Friday, September 26, 2008

16. Flow, Measurement, and Analysis

There are three simple ideas that will revolutionize financial information in the twenty-first century. All financial information is derived from the fundamental data that is recorded by double-entry bookkeepers and reported by accountants in various GAAP reports. By going to the original meaning of fundamental double-entry data, more financial information will be produced and financial resources can be more wisely allocated.
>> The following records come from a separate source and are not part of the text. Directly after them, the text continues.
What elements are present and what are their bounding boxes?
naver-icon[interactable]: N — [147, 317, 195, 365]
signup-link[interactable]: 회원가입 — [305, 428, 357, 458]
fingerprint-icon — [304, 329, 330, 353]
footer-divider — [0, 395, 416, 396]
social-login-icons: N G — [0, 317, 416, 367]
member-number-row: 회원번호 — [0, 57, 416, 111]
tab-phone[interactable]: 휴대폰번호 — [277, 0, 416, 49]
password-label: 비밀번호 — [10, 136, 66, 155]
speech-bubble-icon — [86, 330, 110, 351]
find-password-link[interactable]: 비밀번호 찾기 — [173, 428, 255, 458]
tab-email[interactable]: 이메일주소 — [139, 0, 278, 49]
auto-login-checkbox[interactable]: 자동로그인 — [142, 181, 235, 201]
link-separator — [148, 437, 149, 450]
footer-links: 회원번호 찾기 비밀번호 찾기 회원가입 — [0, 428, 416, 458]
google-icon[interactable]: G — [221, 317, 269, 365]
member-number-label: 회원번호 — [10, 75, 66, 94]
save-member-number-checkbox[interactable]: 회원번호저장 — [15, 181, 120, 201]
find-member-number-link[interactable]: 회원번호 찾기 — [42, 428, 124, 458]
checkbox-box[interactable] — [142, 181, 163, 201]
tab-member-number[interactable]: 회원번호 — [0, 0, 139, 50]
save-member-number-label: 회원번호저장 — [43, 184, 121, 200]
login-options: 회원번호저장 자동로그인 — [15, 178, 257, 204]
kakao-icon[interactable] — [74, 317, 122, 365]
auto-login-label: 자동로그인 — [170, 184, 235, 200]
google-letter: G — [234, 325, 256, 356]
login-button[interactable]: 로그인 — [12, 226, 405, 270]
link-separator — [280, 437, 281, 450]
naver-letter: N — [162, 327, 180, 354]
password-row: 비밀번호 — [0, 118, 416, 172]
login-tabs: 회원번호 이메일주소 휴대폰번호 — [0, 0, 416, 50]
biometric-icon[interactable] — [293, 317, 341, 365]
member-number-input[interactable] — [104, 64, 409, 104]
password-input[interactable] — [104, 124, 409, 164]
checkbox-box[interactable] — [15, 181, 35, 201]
  1. Financial data has for over five-hundred years been stored in what is now called a data warehouse. The records of financial transactions in a traditional bookkeeping journal are fundamentally the same as a data warehouse, differing only because of the primitive forms of recording that existed before automation. We need to update the journal according to modern data warehouse techniques.
  2. Financial data is far more intuitive and easy to understand in its original intent and has become complicated and obscure because that original intent has been lost by modern accountants. The most significant cause of this obscurity is the so-called accounting equation, which was developed with a primitive numbering system, is mathematical nonsense, and serves to make the simple concepts of finance nearly incomprehensible.
  3. The primary thing that double-entry bookkeeping is doing is keeping track of the flow or movement of financial resources from one financial space to another. The GAAP reports report balances or changes in balances in those financial spaces rather than the flow. This is primarily due to the lack of automation during the development of traditional accounting. In the 1980’s, the financial world moved toward the tracking of flow with the addition of the Cash Flow Statement. This is an improvement in the right direction, but it is just a start to the real financial analysis that comes from studying the flow of all of the resources.

I have dealt with these ideas in my two books, Banking the Past and The Tao of Financial Information. Banking the Past addressed the first idea while The Tao of Financial Information addressed the last two. In following blog posts, I will summarize the powerful solutions offered in those two works. By returning to the foundation of financial information, we can profoundly increase the intelligence that we use in allocating our resources.